Moros are not disunited

Contrary to perceptions or accusations of some people or groups, the Moros are not disunited.  We are not fighting each other, Maranao versus Maguindanao, Maguindanao versus Tausog, Tausog versus Maranao, etc. The problems that plagued our communities are virtually similar to those happening in other areas.  Maybe a little frequent but not in volume is true due to the proliferation of weapons in the hands of so many people. Say, for instance, kidnapping. Those taking place in Mindanao, done or suspected be pulled by “Moros”, are too small in number compared to the ones done in Metropolitan Manila alone.

A similar situation is true with the Moro liberations organizations like the MNLF and all its various factions, MILF, etc. We may differ in our orientations, but largely there are no organizational fighting. Our lines of communication are open 24 hours a day.

The so-called rido or clan war is not part of Moro tradition. This in-fighting is more of an exception rather than the rule. To the MILF, rido is the consequence of the failure of justice system, lack of effective governance, and un-Islamic value system. Islam never condones bloodshed. In fact, it has prescribed that two Muslims who have an altercation must reconcile within three days or they will land in hell altogether.

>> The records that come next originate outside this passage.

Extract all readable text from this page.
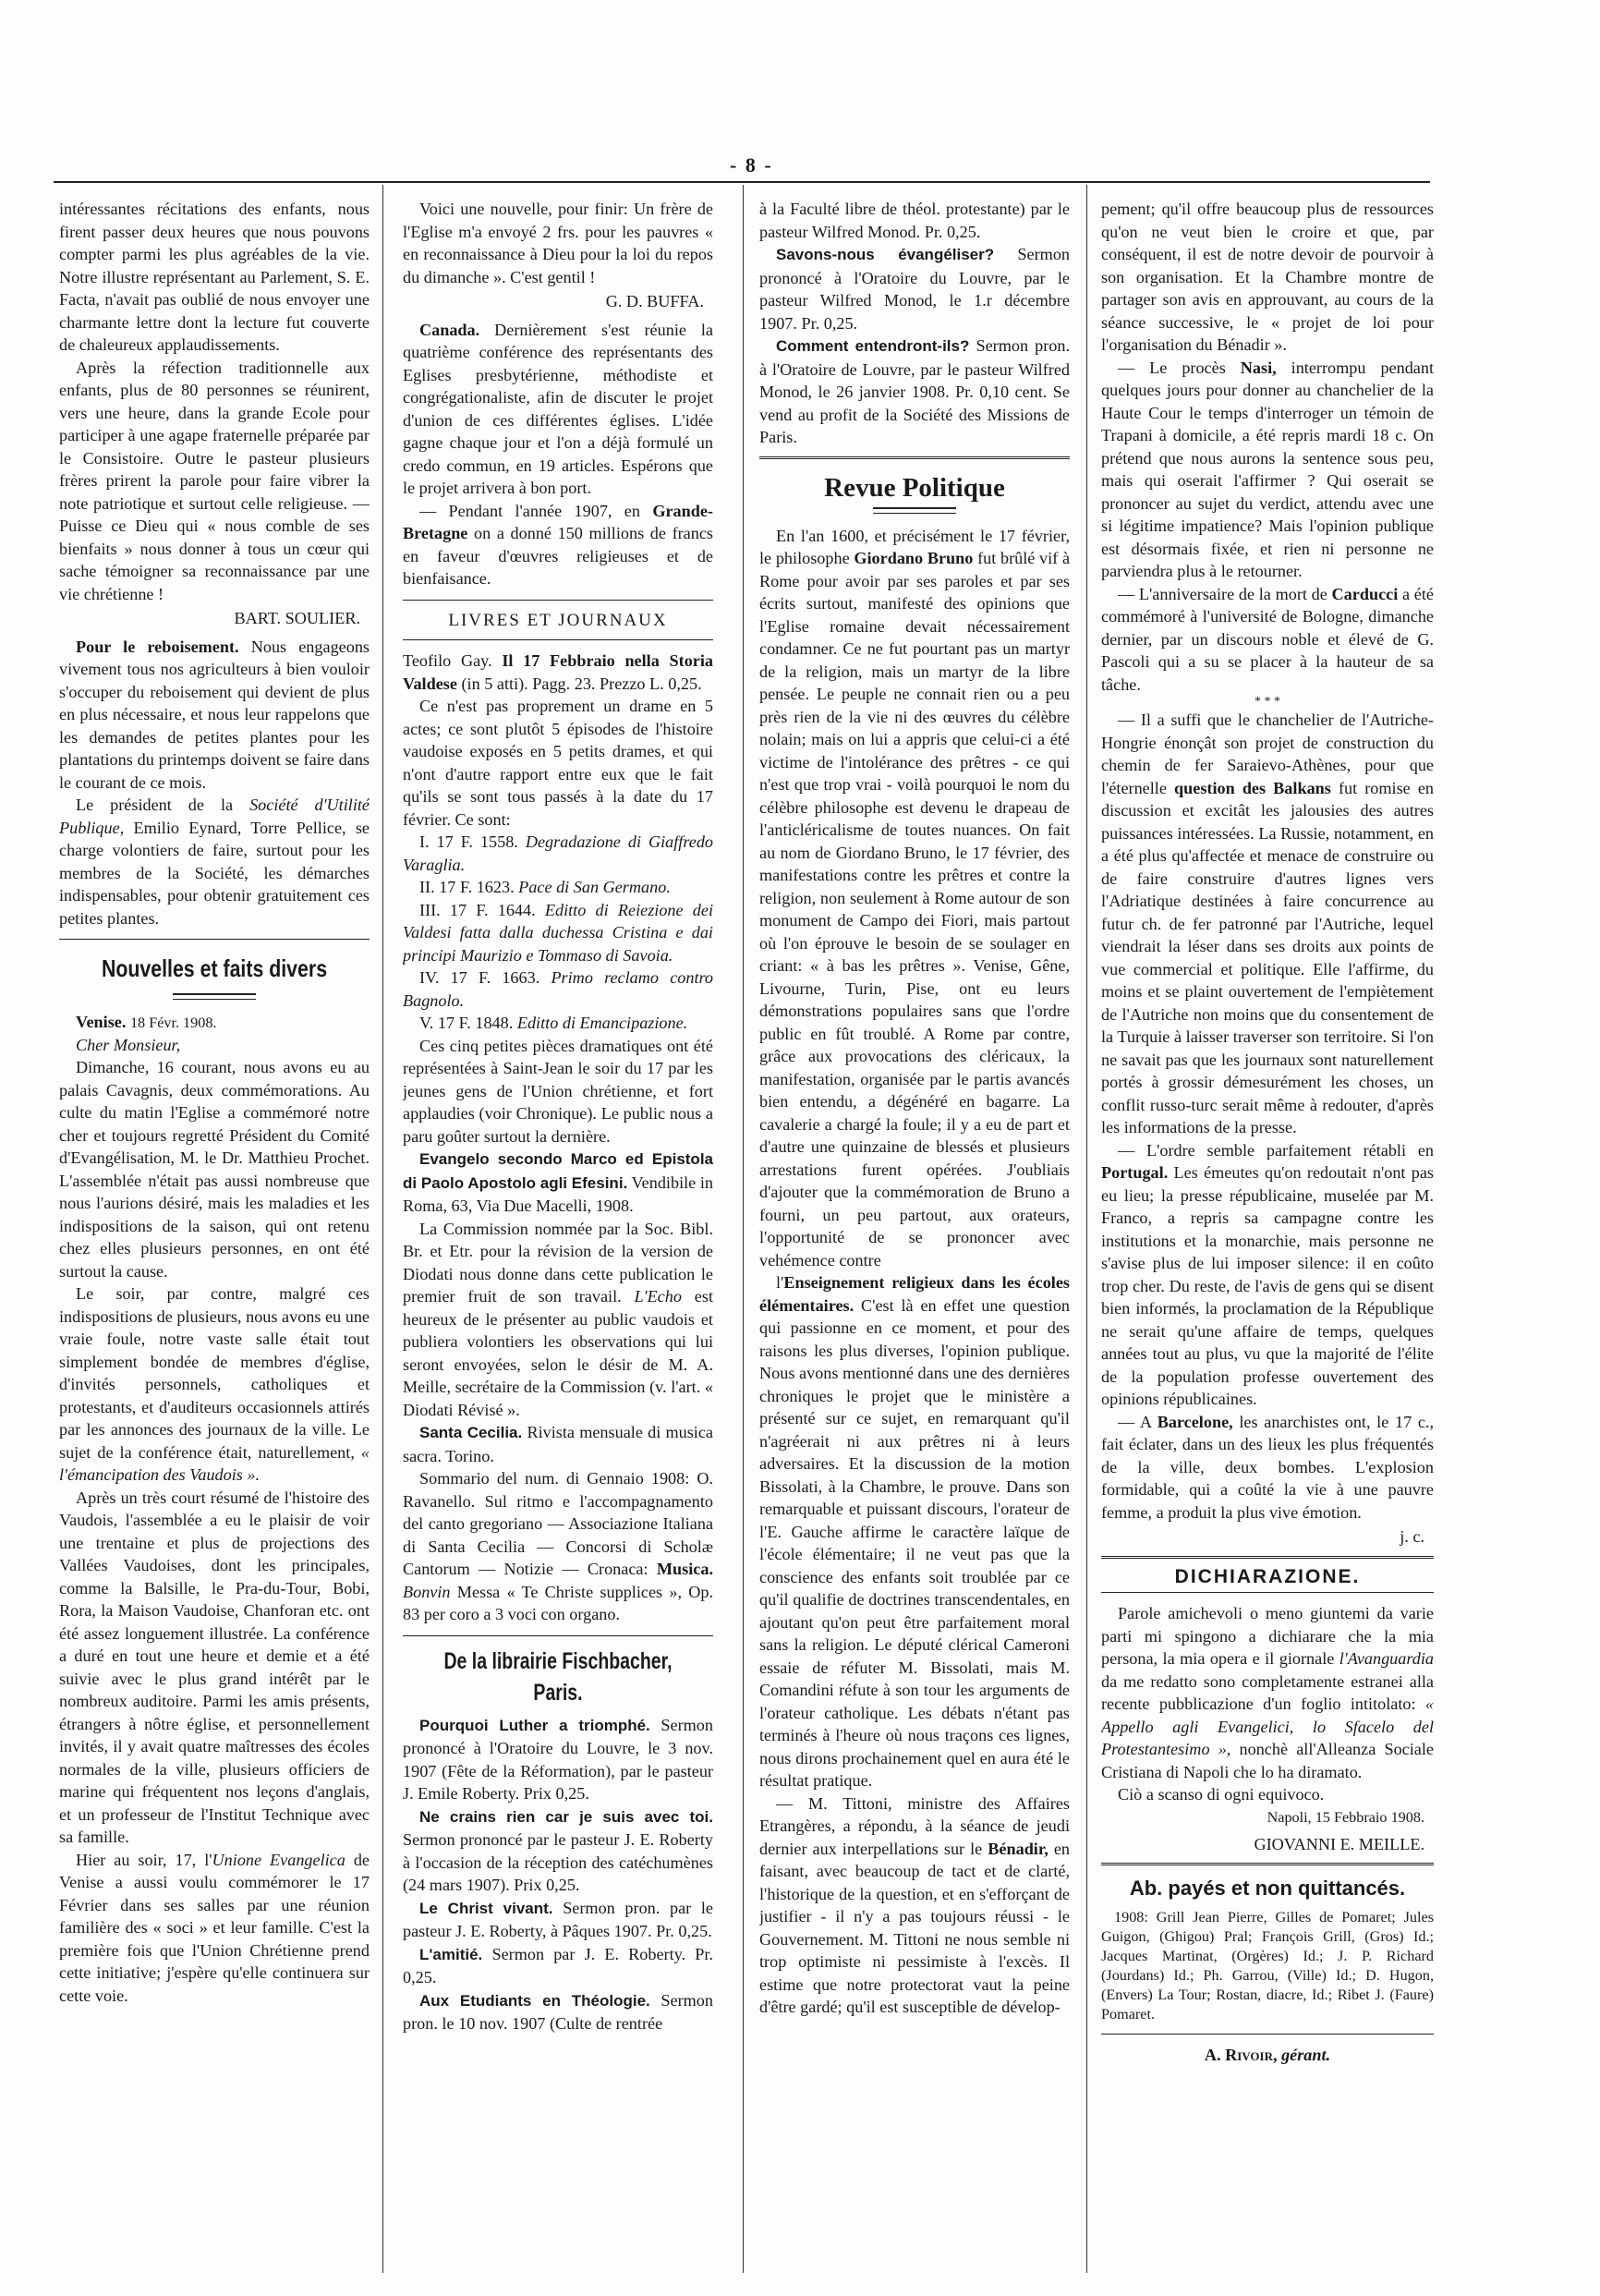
- 8 -

intéressantes récitations des enfants, nous firent passer deux heures que nous pouvons compter parmi les plus agréables de la vie. Notre illustre représentant au Parlement, S. E. Facta, n'avait pas oublié de nous envoyer une charmante lettre dont la lecture fut couverte de chaleureux applaudissements.

Après la réfection traditionnelle aux enfants, plus de 80 personnes se réunirent, vers une heure, dans la grande Ecole pour participer à une agape fraternelle préparée par le Consistoire. Outre le pasteur plusieurs frères prirent la parole pour faire vibrer la note patriotique et surtout celle religieuse. — Puisse ce Dieu qui « nous comble de ses bienfaits » nous donner à tous un cœur qui sache témoigner sa reconnaissance par une vie chrétienne !

BART. SOULIER.

Pour le reboisement. Nous engageons vivement tous nos agriculteurs à bien vouloir s'occuper du reboisement qui devient de plus en plus nécessaire, et nous leur rappelons que les demandes de petites plantes pour les plantations du printemps doivent se faire dans le courant de ce mois.

Le président de la Société d'Utilité Publique, Emilio Eynard, Torre Pellice, se charge volontiers de faire, surtout pour les membres de la Société, les démarches indispensables, pour obtenir gratuitement ces petites plantes.

Nouvelles et faits divers

Venise. 18 Févr. 1908.

Cher Monsieur,

Dimanche, 16 courant, nous avons eu au palais Cavagnis, deux commémorations. Au culte du matin l'Eglise a commémoré notre cher et toujours regretté Président du Comité d'Evangélisation, M. le Dr. Matthieu Prochet. L'assemblée n'était pas aussi nombreuse que nous l'aurions désiré, mais les maladies et les indispositions de la saison, qui ont retenu chez elles plusieurs personnes, en ont été surtout la cause.

Le soir, par contre, malgré ces indispositions de plusieurs, nous avons eu une vraie foule, notre vaste salle était tout simplement bondée de membres d'église, d'invités personnels, catholiques et protestants, et d'auditeurs occasionnels attirés par les annonces des journaux de la ville. Le sujet de la conférence était, naturellement, « l'émancipation des Vaudois ».

Après un très court résumé de l'histoire des Vaudois, l'assemblée a eu le plaisir de voir une trentaine et plus de projections des Vallées Vaudoises, dont les principales, comme la Balsille, le Pra-du-Tour, Bobi, Rora, la Maison Vaudoise, Chanforan etc. ont été assez longuement illustrée. La conférence a duré en tout une heure et demie et a été suivie avec le plus grand intérêt par le nombreux auditoire. Parmi les amis présents, étrangers à nôtre église, et personnellement invités, il y avait quatre maîtresses des écoles normales de la ville, plusieurs officiers de marine qui fréquentent nos leçons d'anglais, et un professeur de l'Institut Technique avec sa famille.

Hier au soir, 17, l'Unione Evangelica de Venise a aussi voulu commémorer le 17 Février dans ses salles par une réunion familière des « soci » et leur famille. C'est la première fois que l'Union Chrétienne prend cette initiative; j'espère qu'elle continuera sur cette voie.

Voici une nouvelle, pour finir: Un frère de l'Eglise m'a envoyé 2 frs. pour les pauvres « en reconnaissance à Dieu pour la loi du repos du dimanche ». C'est gentil !

G. D. BUFFA.

Canada. Dernièrement s'est réunie la quatrième conférence des représentants des Eglises presbytérienne, méthodiste et congrégationaliste, afin de discuter le projet d'union de ces différentes églises. L'idée gagne chaque jour et l'on a déjà formulé un credo commun, en 19 articles. Espérons que le projet arrivera à bon port.

— Pendant l'année 1907, en Grande-Bretagne on a donné 150 millions de francs en faveur d'œuvres religieuses et de bienfaisance.

LIVRES ET JOURNAUX

Teofilo Gay. Il 17 Febbraio nella Storia Valdese (in 5 atti). Pagg. 23. Prezzo L. 0,25.

Ce n'est pas proprement un drame en 5 actes; ce sont plutôt 5 épisodes de l'histoire vaudoise exposés en 5 petits drames, et qui n'ont d'autre rapport entre eux que le fait qu'ils se sont tous passés à la date du 17 février. Ce sont:

I. 17 F. 1558. Degradazione di Giaffredo Varaglia.

II. 17 F. 1623. Pace di San Germano.

III. 17 F. 1644. Editto di Reiezione dei Valdesi fatta dalla duchessa Cristina e dai principi Maurizio e Tommaso di Savoia.

IV. 17 F. 1663. Primo reclamo contro Bagnolo.

V. 17 F. 1848. Editto di Emancipazione.

Ces cinq petites pièces dramatiques ont été représentées à Saint-Jean le soir du 17 par les jeunes gens de l'Union chrétienne, et fort applaudies (voir Chronique). Le public nous a paru goûter surtout la dernière.

Evangelo secondo Marco ed Epistola di Paolo Apostolo agli Efesini. Vendibile in Roma, 63, Via Due Macelli, 1908.

La Commission nommée par la Soc. Bibl. Br. et Etr. pour la révision de la version de Diodati nous donne dans cette publication le premier fruit de son travail. L'Echo est heureux de le présenter au public vaudois et publiera volontiers les observations qui lui seront envoyées, selon le désir de M. A. Meille, secrétaire de la Commission (v. l'art. « Diodati Révisé ».

Santa Cecilia. Rivista mensuale di musica sacra. Torino.

Sommario del num. di Gennaio 1908: O. Ravanello. Sul ritmo e l'accompagnamento del canto gregoriano — Associazione Italiana di Santa Cecilia — Concorsi di Scholæ Cantorum — Notizie — Cronaca: Musica. Bonvin Messa « Te Christe supplices », Op. 83 per coro a 3 voci con organo.

De la librairie Fischbacher, Paris.

Pourquoi Luther a triomphé. Sermon prononcé à l'Oratoire du Louvre, le 3 nov. 1907 (Fête de la Réformation), par le pasteur J. Emile Roberty. Prix 0,25.

Ne crains rien car je suis avec toi. Sermon prononcé par le pasteur J. E. Roberty à l'occasion de la réception des catéchumènes (24 mars 1907). Prix 0,25.

Le Christ vivant. Sermon pron. par le pasteur J. E. Roberty, à Pâques 1907. Pr. 0,25.

L'amitié. Sermon par J. E. Roberty. Pr. 0,25.

Aux Etudiants en Théologie. Sermon pron. le 10 nov. 1907 (Culte de rentrée

à la Faculté libre de théol. protestante) par le pasteur Wilfred Monod. Pr. 0,25.

Savons-nous évangéliser? Sermon prononcé à l'Oratoire du Louvre, par le pasteur Wilfred Monod, le 1.r décembre 1907. Pr. 0,25.

Comment entendront-ils? Sermon pron. à l'Oratoire de Louvre, par le pasteur Wilfred Monod, le 26 janvier 1908. Pr. 0,10 cent. Se vend au profit de la Société des Missions de Paris.

Revue Politique

En l'an 1600, et précisément le 17 février, le philosophe Giordano Bruno fut brûlé vif à Rome pour avoir par ses paroles et par ses écrits surtout, manifesté des opinions que l'Eglise romaine devait nécessairement condamner. Ce ne fut pourtant pas un martyr de la religion, mais un martyr de la libre pensée. Le peuple ne connait rien ou a peu près rien de la vie ni des œuvres du célèbre nolain; mais on lui a appris que celui-ci a été victime de l'intolérance des prêtres - ce qui n'est que trop vrai - voilà pourquoi le nom du célèbre philosophe est devenu le drapeau de l'anticléricalisme de toutes nuances. On fait au nom de Giordano Bruno, le 17 février, des manifestations contre les prêtres et contre la religion, non seulement à Rome autour de son monument de Campo dei Fiori, mais partout où l'on éprouve le besoin de se soulager en criant: « à bas les prêtres ». Venise, Gêne, Livourne, Turin, Pise, ont eu leurs démonstrations populaires sans que l'ordre public en fût troublé. A Rome par contre, grâce aux provocations des cléricaux, la manifestation, organisée par le partis avancés bien entendu, a dégénéré en bagarre. La cavalerie a chargé la foule; il y a eu de part et d'autre une quinzaine de blessés et plusieurs arrestations furent opérées. J'oubliais d'ajouter que la commémoration de Bruno a fourni, un peu partout, aux orateurs, l'opportunité de se prononcer avec vehémence contre

l'Enseignement religieux dans les écoles élémentaires. C'est là en effet une question qui passionne en ce moment, et pour des raisons les plus diverses, l'opinion publique. Nous avons mentionné dans une des dernières chroniques le projet que le ministère a présenté sur ce sujet, en remarquant qu'il n'agréerait ni aux prêtres ni à leurs adversaires. Et la discussion de la motion Bissolati, à la Chambre, le prouve. Dans son remarquable et puissant discours, l'orateur de l'E. Gauche affirme le caractère laïque de l'école élémentaire; il ne veut pas que la conscience des enfants soit troublée par ce qu'il qualifie de doctrines transcendentales, en ajoutant qu'on peut être parfaitement moral sans la religion. Le député clérical Cameroni essaie de réfuter M. Bissolati, mais M. Comandini réfute à son tour les arguments de l'orateur catholique. Les débats n'étant pas terminés à l'heure où nous traçons ces lignes, nous dirons prochainement quel en aura été le résultat pratique.

— M. Tittoni, ministre des Affaires Etrangères, a répondu, à la séance de jeudi dernier aux interpellations sur le Bénadir, en faisant, avec beaucoup de tact et de clarté, l'historique de la question, et en s'efforçant de justifier - il n'y a pas toujours réussi - le Gouvernement. M. Tittoni ne nous semble ni trop optimiste ni pessimiste à l'excès. Il estime que notre protectorat vaut la peine d'être gardé; qu'il est susceptible de dévelop-

pement; qu'il offre beaucoup plus de ressources qu'on ne veut bien le croire et que, par conséquent, il est de notre devoir de pourvoir à son organisation. Et la Chambre montre de partager son avis en approuvant, au cours de la séance successive, le « projet de loi pour l'organisation du Bénadir ».

— Le procès Nasi, interrompu pendant quelques jours pour donner au chanchelier de la Haute Cour le temps d'interroger un témoin de Trapani à domicile, a été repris mardi 18 c. On prétend que nous aurons la sentence sous peu, mais qui oserait l'affirmer ? Qui oserait se prononcer au sujet du verdict, attendu avec une si légitime impatience? Mais l'opinion publique est désormais fixée, et rien ni personne ne parviendra plus à le retourner.

— L'anniversaire de la mort de Carducci a été commémoré à l'université de Bologne, dimanche dernier, par un discours noble et élevé de G. Pascoli qui a su se placer à la hauteur de sa tâche.

* * *

— Il a suffi que le chanchelier de l'Autriche-Hongrie énonçât son projet de construction du chemin de fer Saraievo-Athènes, pour que l'éternelle question des Balkans fut romise en discussion et excitât les jalousies des autres puissances intéressées. La Russie, notamment, en a été plus qu'affectée et menace de construire ou de faire construire d'autres lignes vers l'Adriatique destinées à faire concurrence au futur ch. de fer patronné par l'Autriche, lequel viendrait la léser dans ses droits aux points de vue commercial et politique. Elle l'affirme, du moins et se plaint ouvertement de l'empiètement de l'Autriche non moins que du consentement de la Turquie à laisser traverser son territoire. Si l'on ne savait pas que les journaux sont naturellement portés à grossir démesurément les choses, un conflit russo-turc serait même à redouter, d'après les informations de la presse.

— L'ordre semble parfaitement rétabli en Portugal. Les émeutes qu'on redoutait n'ont pas eu lieu; la presse républicaine, muselée par M. Franco, a repris sa campagne contre les institutions et la monarchie, mais personne ne s'avise plus de lui imposer silence: il en coûto trop cher. Du reste, de l'avis de gens qui se disent bien informés, la proclamation de la République ne serait qu'une affaire de temps, quelques années tout au plus, vu que la majorité de l'élite de la population professe ouvertement des opinions républicaines.

— A Barcelone, les anarchistes ont, le 17 c., fait éclater, dans un des lieux les plus fréquentés de la ville, deux bombes. L'explosion formidable, qui a coûté la vie à une pauvre femme, a produit la plus vive émotion.

j. c.
DICHIARAZIONE.

Parole amichevoli o meno giuntemi da varie parti mi spingono a dichiarare che la mia persona, la mia opera e il giornale l'Avanguardia da me redatto sono completamente estranei alla recente pubblicazione d'un foglio intitolato: « Appello agli Evangelici, lo Sfacelo del Protestantesimo », nonchè all'Alleanza Sociale Cristiana di Napoli che lo ha diramato.

Ciò a scanso di ogni equivoco.

Napoli, 15 Febbraio 1908.
GIOVANNI E. MEILLE.
Ab. payés et non quittancés.

1908: Grill Jean Pierre, Gilles de Pomaret; Jules Guigon, (Ghigou) Pral; François Grill, (Gros) Id.; Jacques Martinat, (Orgères) Id.; J. P. Richard (Jourdans) Id.; Ph. Garrou, (Ville) Id.; D. Hugon, (Envers) La Tour; Rostan, diacre, Id.; Ribet J. (Faure) Pomaret.

A. Rivoir, gérant.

In the effort to ensure inclusivity in the crafting of the proposed Bangsamoro Basic Law (BBL), so much gains have been underway. The MILF, MNLF under Chair Muslimin Sema, and other sectors have all accepted the need for common efforts. After all, their objectives are all geared towards the common good of our people.

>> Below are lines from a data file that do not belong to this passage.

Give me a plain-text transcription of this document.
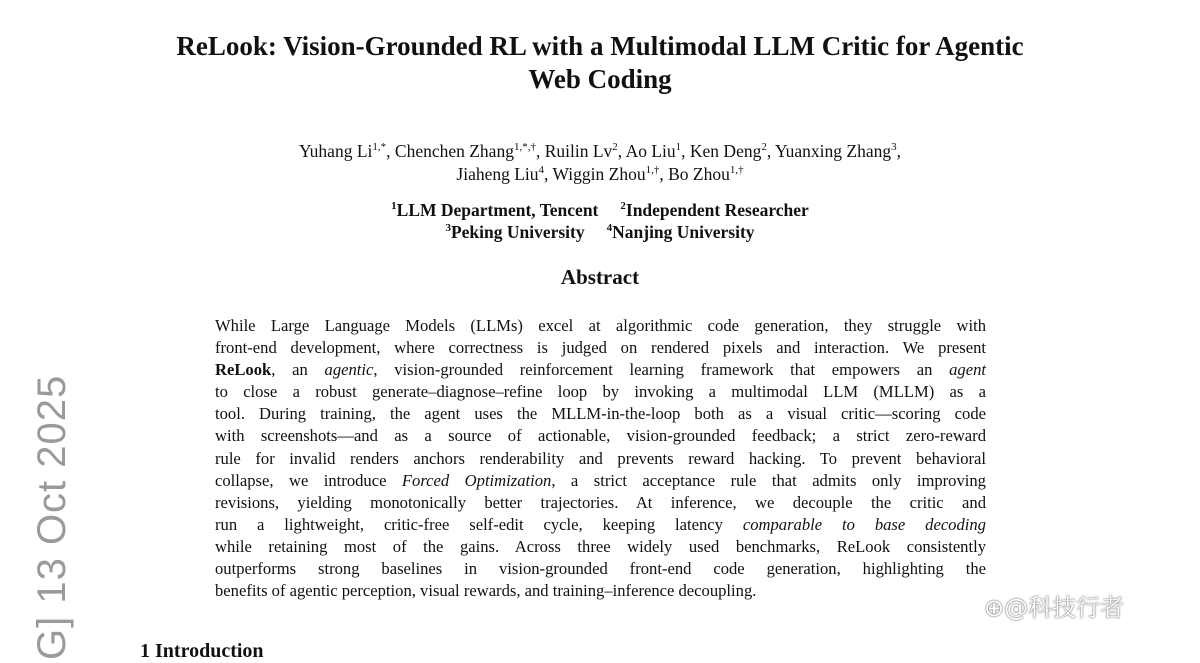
ReLook: Vision-Grounded RL with a Multimodal LLM Critic for Agentic
Web Coding
Yuhang $Li^{1,*}$, Chenchen Zhang$^{1,*,\dagger}$, Ruilin Lv$^2$, Ao Liu$^1$, Ken Deng$^2$, Yuanxing Zhang$^3$,
Jiaheng Liu$^4$, Wiggin Zhou$^{1,\dagger}$, Bo Zhou$^{1,\dagger}$
$^1$LLM Department, Tencent $^2$Independent Researcher
$^3$Peking University $^4$Nanjing University
Abstract
While Large Language Models (LLMs) excel at algorithmic code generation, they struggle with
front-end development, where correctness is judged on rendered pixels and interaction. We present
ReLook, an agentic, vision-grounded reinforcement learning framework that empowers an agent
to close a robust generate–diagnose–refine loop by invoking a multimodal LLM (MLLM) as a
tool. During training, the agent uses the MLLM-in-the-loop both as a visual critic—scoring code
with screenshots—and as a source of actionable, vision-grounded feedback; a strict zero-reward
rule for invalid renders anchors renderability and prevents reward hacking. To prevent behavioral
collapse, we introduce Forced Optimization, a strict acceptance rule that admits only improving
revisions, yielding monotonically better trajectories. At inference, we decouple the critic and
run a lightweight, critic-free self-edit cycle, keeping latency comparable to base decoding
while retaining most of the gains. Across three widely used benchmarks, ReLook consistently
outperforms strong baselines in vision-grounded front-end code generation, highlighting the
benefits of agentic perception, visual rewards, and training–inference decoupling.
G] 13 Oct 2025	⊕@科技行者
1 Introduction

Maybe a little hard to comprehend is the direction of the MNLF led by Chair Nur Misuari. We are greatly perplexed why there is still “negotiation” between the government and the group when they have already signed the GRP-MNLF Final Agreement (FPA) of 1996. Take note of the word final. Similarly, the tripartite review (in Jeddah, Jakarta, and Manila) involving the MNLF, Organization of Islamic Cooperation (OIC), and the Philippine government to look at what parts of the agreement that are not implemented was terminated in January 2016; and the parties have identified only three or four namely, strategic minerals, provisional government, economic intervention, and the conduct of plebiscite in 25 provinces and nine or so cities in Mindanao (originally 13 provinces and five cities in the Tripoli Agreement of 1976). Except the last, which seems very problematic given the two plebiscites already conducted, one during President Corazon Aquino and another during President Gloria Macapagal Arroyo, the three others were already settled during the reviews. Earlier on, the government passed R.A. 9054 which translated into law FPA, a political document. On top of this, Chair Nur Misuari and Dr. Parok Hussin both accepted governors of the Autonomous Region in Muslim Mindanao (ARMM).

However, we are not saying here that the Duterte administration should not find ways to handle the situation. In fact, we are convinced of the master’s stroke being displayed by President Rodrigo Roa Duterte and the stamp of statesmanship that is clearly evident. We can never say the move is wrong or faulty.

Our only wish is that this inclusivity thing should not derail from its avowed objective to bring everybody on board the peace process leading to crafting a good basic law that finally addresses the Bangsamoro Question.  We never doubt the pure intention of the President to solve this problem but there are people who could manipulate the negative side of inclusivity which is to delay, muddle, and defeat the crafting a good law. A sure way to kill an idea is to throw it to a committee – and a little manipulation would spark a controversy.